Appellant was charged by information with theft of state funds in the amount of $20,000 or more, but less than $100,000, by failing to remit taxes collected pursuant to Chapter 212, Florida Statutes. He was found guilty by a jury of theft of state funds in the amount of $800 or more, but less than $20,000. He appeals his conviction, arguing that the trial judge erred by: (1) applying a sufficiency of the evidence standard, rather than the weight of the evidence standard, when denying his motion for a new trial; (2) denying his motion for mistrial when a witness made an objectionable comment1; and (3) denying his request for a special jury instruction. We find merit in appellant’s first argument and reverse only on that issue. Without further comment, we affirm on the other issues raised in this appeal.
“Ordinarily, a trial court’s ruling on a rule 8.600(a)(2) motion for new trial is subject to review under an abuse of discretion standard. But where a trial court’s ruling is based on the application of an incorrect legal standard, the ruling is subject to de novo review.” Ferebee v. State, 967 So.2d 1071, 1073 (Fla. 2d DCA 2007).
Rule 3.600(a)(2) provides that a trial court shall grant a new trial if the verdict is “contrary to ... the weight of the evidence.” There is a distinction between the “sufficiency of the evidence” standard, which is used in determining whether to grant a judgment of acquittal, and the “weight of the evidence” standard, which is used in evaluating a motion for new trial. Geibel v. State, 817 So.2d 1042, 1044 (Fla. 2d DCA 2002). The “sufficiency of the evidence” standard examines whether the evidence presented is legally adequate to permit a conviction, while the “weight of the evidence” standard evaluates whether a greater amount of credible evidence supports an acquittal. Ferebee, 967 So.2d at 1073.
In deciding a motion for new trial pursuant to Rule 3.600(b), the trial court acts as a “safety valve” by “granting a new trial where the evidence is technically sufficient to prove the criminal charge but the weight of the evidence does not appear to support the jury verdict.” Geibel, 817 So.2d at 1044. “Rule 3.600(a)(2) thus enables the trial judge to weigh the evidence and determine the credibility of witnesses so as to act, in effect, as an additional juror.” Tibbs v.

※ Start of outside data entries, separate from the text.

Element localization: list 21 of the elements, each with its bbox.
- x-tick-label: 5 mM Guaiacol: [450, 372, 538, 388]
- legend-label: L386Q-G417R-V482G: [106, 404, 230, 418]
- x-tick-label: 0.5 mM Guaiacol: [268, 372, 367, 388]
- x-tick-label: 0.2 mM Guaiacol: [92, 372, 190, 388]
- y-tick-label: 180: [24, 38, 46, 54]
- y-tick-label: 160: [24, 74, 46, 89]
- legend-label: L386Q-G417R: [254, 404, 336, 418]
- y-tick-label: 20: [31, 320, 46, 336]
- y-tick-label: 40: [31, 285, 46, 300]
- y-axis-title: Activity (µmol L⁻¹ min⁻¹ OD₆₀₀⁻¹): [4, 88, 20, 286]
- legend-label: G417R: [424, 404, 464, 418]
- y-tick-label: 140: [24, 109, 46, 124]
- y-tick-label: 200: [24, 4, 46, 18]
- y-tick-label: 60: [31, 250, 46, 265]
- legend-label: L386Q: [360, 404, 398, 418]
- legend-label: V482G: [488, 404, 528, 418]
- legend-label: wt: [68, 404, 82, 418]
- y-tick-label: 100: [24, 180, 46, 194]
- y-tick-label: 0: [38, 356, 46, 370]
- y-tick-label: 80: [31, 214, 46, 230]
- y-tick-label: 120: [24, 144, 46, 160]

State, 397 So.2d 1120, 1123 n. 9 (Fla.1981).
A trial court is not compelled to use “magic words” when ruling on a motion for new trial, but the ruling should demonstrate that the court applied the proper standard to the motion. Geibel, 817 So.2d at 1045. Reversible error occurs when a trial court applies a sufficiency of the evidence standard to a motion for new trial under rule 3.600(a)(2). Ferebee, 967 So.2d at 1073.
Here, the record shows that the trial court incorrectly applied a sufficiency of the evidence standard in denying the motion for new trial. Defense counsel moved for a new trial and stated that the verdict was contrary to the weight of the evidence. He specifically requested that the court weigh the credibility of the defense witnesses against that of the prosecution’s witnesses. However, the trial court explicitly refused to weigh the evidence, stating that it was “the jury’s role to weigh the credibility of witnesses. I *906make the determination whether the State has met the minimum threshold for it to go to the jury. And that’s a minimum thi'esh-old. That’s what the standard is, whether reasonable jurors could differ.”
The trial court thus applied the sufficiency of the evidence standard, when it should have determined whether the verdict was contrary to the weight of the evidence. Even if it were simply unclear as to whether the trial court applied the correct standard, reversal for a new hearing on the motion for new trial would be required. See Lee v. State, 89 So.3d 290, 291 (Fla. 5th DCA 2012) (“In the present case it is unclear whether or not the trial judge applied the correct standard in denying the motion for new trial. Indeed, the State agrees that because the record on the issue is ambiguous, a new hearing on Mr. Lee’s motion is appropriate.”).
We therefore reverse and remand this cause for the trial court to reconsider appellant’s motion for new trial, and determine whether the verdict was contrary to the weight of the evidence.
Affirmed in part, Reversed in part and Remanded.
WARNER and STEVENSON, JJ„ concur.. Although the trial court denied the motion for mistrial, the court sustained the defense objection and gave a strongly worded curative instruction.